By Micah Obiang

On June 4 in 1967, a ground-breaking event took place in Cleveland, Ohio. . The Cleveland Summit, organised by NFL Hall of Famer Jim Brown, brought together a group of the most influential athletes, including Muhammed Ali, Bill Russell, and Lew Alcindor (now formally known as Kareem-Abdul Jabbar).

The meeting was in relation to the stripping of Ali’s belt after he refused to volunteer in the Vietnam War. It was one of the largest political statements during the heavily controversial ’60s that saw an outpour of anti-war testaments from young boomers.

The summit was a powerful display of athletes using their social currency to make a political statement, and a significant moment in the history of sports. The Cleveland Summit showed the public how athletes could transcend their roles and use their platforms to demand change.

For a long time, people have questioned if athletes should have such large control over the minds of the youth and express their political opinions. One of the most infamous examples of this was Fox News’ Analyst Laura Ingraham telling Lebron James to “shut up and dribble.”

“It’s always unwise to seek political advice from someone who gets paid $100 million a year to bounce a ball,” she said. “Keep the political comments to yourselves […] Shut up and dribble,” Ingraham said on a Fox News broadcast in February 2018.

The rise of the cultural importance of athletes is a growing phenomenon, especially during the beginning of the 21st century. The glam 2000s era saw the rise of athletes such as Allen Iverson being unapologetically themselves, and drew an array of young basketball fanatics who tried to mimic him.

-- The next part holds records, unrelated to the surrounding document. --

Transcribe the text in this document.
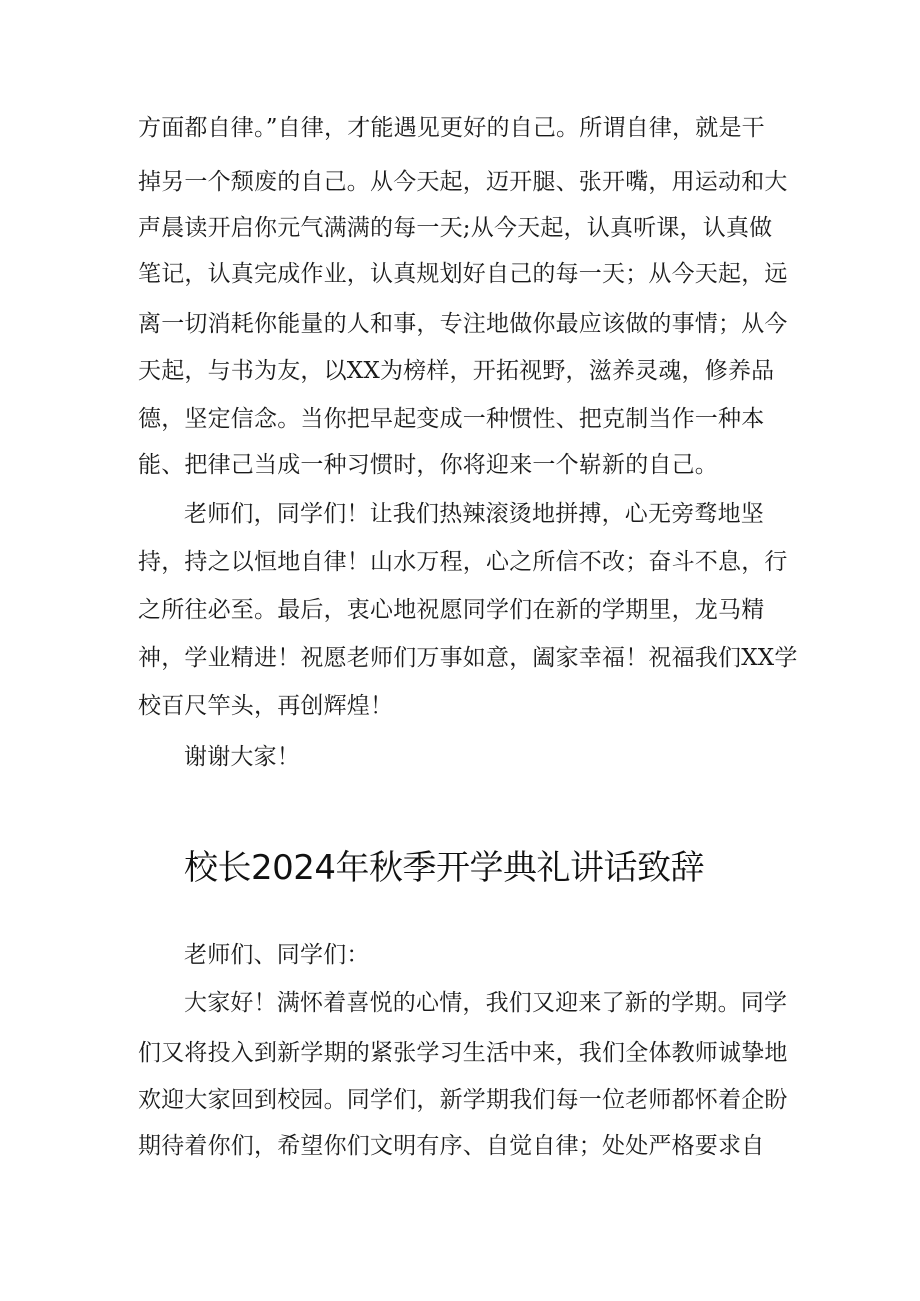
方面都自律。”自律，才能遇见更好的自己。所谓自律，就是干
掉另一个颓废的自己。从今天起，迈开腿、张开嘴，用运动和大
声晨读开启你元气满满的每一天;从今天起，认真听课，认真做
笔记，认真完成作业，认真规划好自己的每一天；从今天起，远
离一切消耗你能量的人和事，专注地做你最应该做的事情；从今
天起，与书为友，以XX为榜样，开拓视野，滋养灵魂，修养品
德，坚定信念。当你把早起变成一种惯性、把克制当作一种本
能、把律己当成一种习惯时，你将迎来一个崭新的自己。
老师们，同学们！让我们热辣滚烫地拼搏，心无旁骛地坚
持，持之以恒地自律！山水万程，心之所信不改；奋斗不息，行
之所往必至。最后，衷心地祝愿同学们在新的学期里，龙马精
神，学业精进！祝愿老师们万事如意，阖家幸福！祝福我们XX学
校百尺竿头，再创辉煌！
谢谢大家！
校长2024年秋季开学典礼讲话致辞
老师们、同学们：
大家好！满怀着喜悦的心情，我们又迎来了新的学期。同学
们又将投入到新学期的紧张学习生活中来，我们全体教师诚挚地
欢迎大家回到校园。同学们，新学期我们每一位老师都怀着企盼
期待着你们，希望你们文明有序、自觉自律；处处严格要求自
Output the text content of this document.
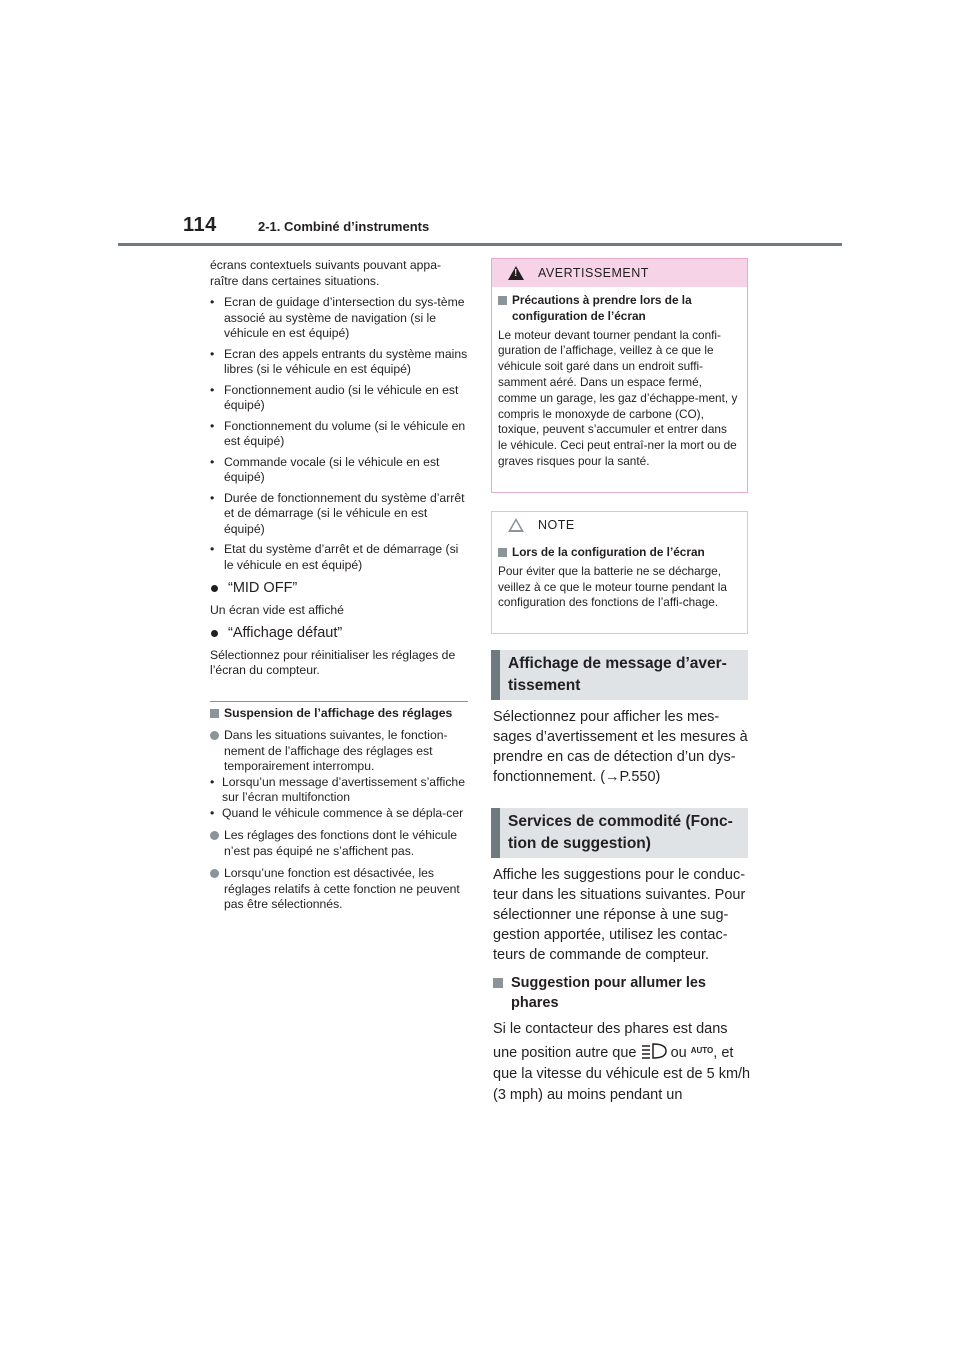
114	2-1. Combiné d’instruments

écrans contextuels suivants pouvant appa-raître dans certaines situations.

• Ecran de guidage d’intersection du sys-tème associé au système de navigation (si le véhicule en est équipé)
• Ecran des appels entrants du système mains libres (si le véhicule en est équipé)
• Fonctionnement audio (si le véhicule en est équipé)
• Fonctionnement du volume (si le véhicule en est équipé)
• Commande vocale (si le véhicule en est équipé)
• Durée de fonctionnement du système d’arrêt et de démarrage (si le véhicule en est équipé)
• Etat du système d’arrêt et de démarrage (si le véhicule en est équipé)
“MID OFF”

Un écran vide est affiché

“Affichage défaut”

Sélectionnez pour réinitialiser les réglages de l’écran du compteur.

Suspension de l’affichage des réglages
Dans les situations suivantes, le fonction-nement de l’affichage des réglages est temporairement interrompu.
• Lorsqu’un message d’avertissement s’affiche sur l’écran multifonction
• Quand le véhicule commence à se dépla-cer
Les réglages des fonctions dont le véhicule n’est pas équipé ne s’affichent pas.
Lorsqu’une fonction est désactivée, les réglages relatifs à cette fonction ne peuvent pas être sélectionnés.
!
AVERTISSEMENT
Précautions à prendre lors de la configuration de l’écran
Le moteur devant tourner pendant la confi-guration de l’affichage, veillez à ce que le véhicule soit garé dans un endroit suffi-samment aéré. Dans un espace fermé, comme un garage, les gaz d’échappe-ment, y compris le monoxyde de carbone (CO), toxique, peuvent s’accumuler et entrer dans le véhicule. Ceci peut entraî-ner la mort ou de graves risques pour la santé.
NOTE
Lors de la configuration de l’écran
Pour éviter que la batterie ne se décharge, veillez à ce que le moteur tourne pendant la configuration des fonctions de l’affi-chage.
Affichage de message d’aver-tissement

Sélectionnez pour afficher les mes-sages d’avertissement et les mesures à prendre en cas de détection d’un dys-fonctionnement. (→P.550)

Services de commodité (Fonc-tion de suggestion)

Affiche les suggestions pour le conduc-teur dans les situations suivantes. Pour sélectionner une réponse à une sug-gestion apportée, utilisez les contac-teurs de commande de compteur.

Suggestion pour allumer les phares

Si le contacteur des phares est dans une position autre que ou $^{AUTO}$, et que la vitesse du véhicule est de 5 km/h (3 mph) au moins pendant un
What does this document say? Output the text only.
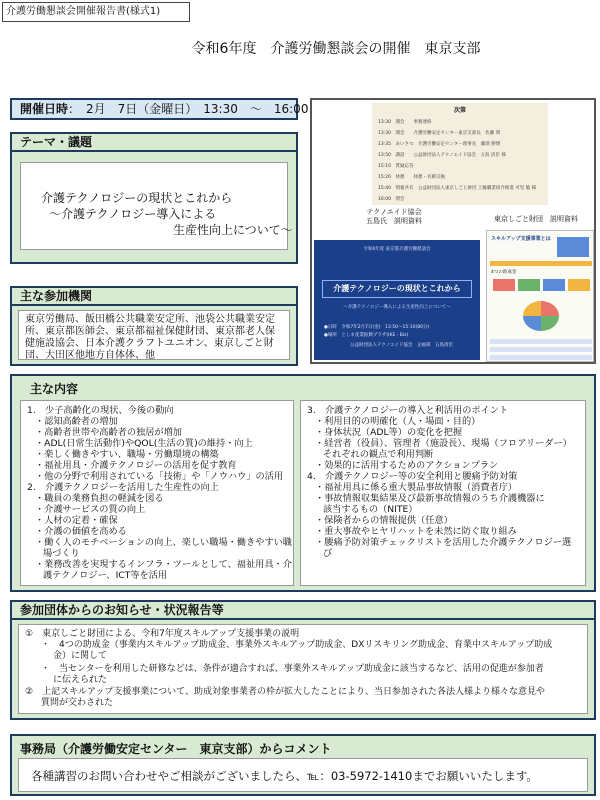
介護労働懇談会開催報告書(様式1)
令和6年度　介護労働懇談会の開催　東京支部
開催日時：　2月　7日（金曜日）　13:30　〜　16:00
テーマ・議題
介護テクノロジーの現状とこれから
〜介護テクノロジー導入による
生産性向上について〜
主な参加機関
東京労働局、飯田橋公共職業安定所、池袋公共職業安定所、東京都医師会、東京都福祉保健財団、東京都老人保健施設協会、日本介護クラフトユニオン、東京しごと財団、大田区他地方自体体、他
次第
13:30　開会　　事務連絡
13:30　開会　　介護労働安定センター東京支部長　佐藤 明
13:35　あいさつ　介護労働安定センター理事長　藤澤 勝博
13:50　講話　　公益財団法人テクノエイド協会　五島 清臣 様
15:10　質疑応答
15:20　休憩　　休憩・名刺交換
15:40　情報共有　公益財団法人東京しごと財団 上級職業紹介推進 可児 敏 様
16:00　閉会
テクノエイド協会
五島氏　説明資料	東京しごと財団　説明資料
令和6年度 東京都介護労働懇談会
介護テクノロジーの現状とこれから
〜介護テクノロジー導入による生産性向上について〜
●日時　令和7年2月7日(金)　13:50〜15:10(80分)
●場所　としま産業振興プラザ(IKE・Biz)
公益財団法人テクノエイド協会　企画部　五島清臣
スキルアップ支援事業とは
4つの助成金
主な内容
1.　少子高齢化の現状、今後の動向
・認知高齢者の増加
・高齢者世帯や高齢者の独居が増加
・ADL(日常生活動作)やQOL(生活の質)の維持・向上
・楽しく働きやすい、職場・労働環境の構築
・福祉用具・介護テクノロジーの活用を促す教育
・他の分野で利用されている「技術」や「ノウハウ」の活用
2.　介護テクノロジーを活用した生産性の向上
・職員の業務負担の軽減を図る
・介護サービスの質の向上
・人材の定着・確保
・介護の価値を高める
・働く人のモチベーションの向上、楽しい職場・働きやすい職
場づくり
・業務改善を実現するインフラ・ツールとして、福祉用具・介
護テクノロジー、ICT等を活用
3.　介護テクノロジーの導入と利活用のポイント
・利用目的の明確化（人・場面・目的）
・身体状況（ADL等）の変化を把握
・経営者（役員）、管理者（施設長）、現場（フロアリーダー）
それぞれの観点で利用判断
・効果的に活用するためのアクションプラン
4.　介護テクノロジー等の安全利用と腰痛予防対策
・福祉用具に係る重大製品事故情報（消費者庁）
・事故情報収集結果及び最新事故情報のうち介護機器に
該当するもの（NITE）
・保険者からの情報提供（任意）
・重大事故やヒヤリハットを未然に防ぐ取り組み
・腰痛予防対策チェックリストを活用した介護テクノロジー選
び
参加団体からのお知らせ・状況報告等
①　東京しごと財団による、令和7年度スキルアップ支援事業の説明
・　4つの助成金（事業内スキルアップ助成金、事業外スキルアップ助成金、DXリスキリング助成金、育業中スキルアップ助成
金）に関して
・　当センターを利用した研修などは、条件が適合すれば、事業外スキルアップ助成金に該当するなど、活用の促進が参加者
に伝えられた
②　上記スキルアップ支援事業について、助成対象事業者の枠が拡大したことにより、当日参加された各法人様より様々な意見や
質問が交わされた
事務局（介護労働安定センター　東京支部）からコメント
各種講習のお問い合わせやご相談がございましたら、℡：03-5972-1410までお願いいたします。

Iverson was one of the first athletes to wear baggy shorts, braids, open tattoos, and jewellery during press conferences. Generations of basketball fans saw athletes such as Iverson as their role model, even as the media criticized him.

Damian Lillard, an American professional basketball player for the Portland Trail Blazers, believes Iverson’s influence went far beyond his athletic success.

“He was the guy that kind of blended hip hop with basketball. He was the guy that put it together [and had] that neighbour swag about him that I could relate to.”

The countless criticisms levied at athletes such as Iverson and Muahmmed Ali have opened the door for athletes to speak their mind and truly be cultural leaders. Lebron James and Colin Kaepernick are more recent examples of athletes who’ve both been big advocates of philanthropy.

Lebron James created his own school that provides Black students with privatised schooling. Colin Kaepernick signed a deal with Disney to develop a documentary about racial and social injustices. The actions of these BIPOC athletes transcend their role as entertainers and athletes and use their platforms to demand change.

Ultimately, athletes being able to be advocates should not be seen as something overly political. Similar to great artists of the ’60s and ’70s such as Marvin Gaye and Bob Marley, being public about your opinions should be seen as a medium of making a positive change.

Given North America’s history, athletes have filled the gap of being able to publicize the beliefs and values of the Black community.